Histoire
septembre 2, 2026
Les espoirs de trêve à Hormuz se heurtent à une nouvelle confrontation entre les États-Unis et l’Iran
L’Iran affirme pouvoir relancer le cadre de cessez-le-feu de juin si Washington fait de même, mais de nouvelles frappes, une attaque contre un pétrolier et la menace de Trump d’une réponse plus ferme ont replacé le détroit d’Ormuz au cœur du conflit.
Téhéran présente un retour au cessez-le-feu de juin comme possible si Washington rétablit ses engagements, tandis que l’administration Trump décrit la force et la pression économique comme nécessaires pour limiter la capacité de l’Iran à menacer la navigation. Les critiques soutiennent que la confrontation elle-même a transformé Hormuz en champ de bataille.
Une ouverture existait en juin : un protocole d’accord prévoyait un cessez-le-feu immédiat et 60 jours de négociations de paix plus larges. L’Iran devait déminer et autoriser le passage par le détroit d’Ormuz ; les États-Unis devaient mettre fin à leur blocus naval, alléger les sanctions et soutenir la reconstruction iranienne. L’accord s’est toutefois rapidement effrité, alors même que les combats ouverts diminuaient pendant plus d’un mois.
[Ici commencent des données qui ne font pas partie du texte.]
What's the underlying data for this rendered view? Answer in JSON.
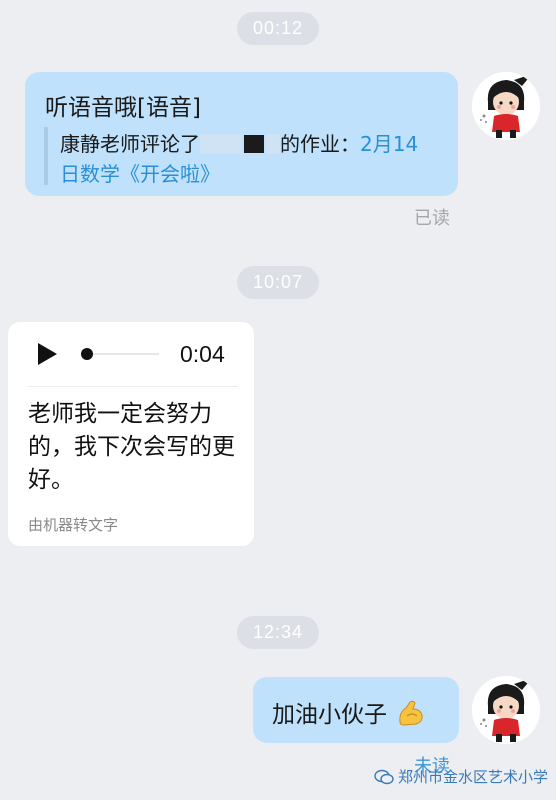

Lors d’un sommet de l’Organisation de coopération de Shanghai mardi, le président iranien Massoud Pezeshkian a proposé une voie de retour, déclarant que si Washington revenait à ses engagements, « la République islamique d’Iran fera immédiatement de même. »1 Sa position n’est pas nécessairement la seule de Téhéran : les Gardiens de la révolution ont plaidé pour des conditions plus dures, notamment le contrôle iranien d’Hormuz et des compensations de guerre — des exigences susceptibles d’être rejetées par Washington.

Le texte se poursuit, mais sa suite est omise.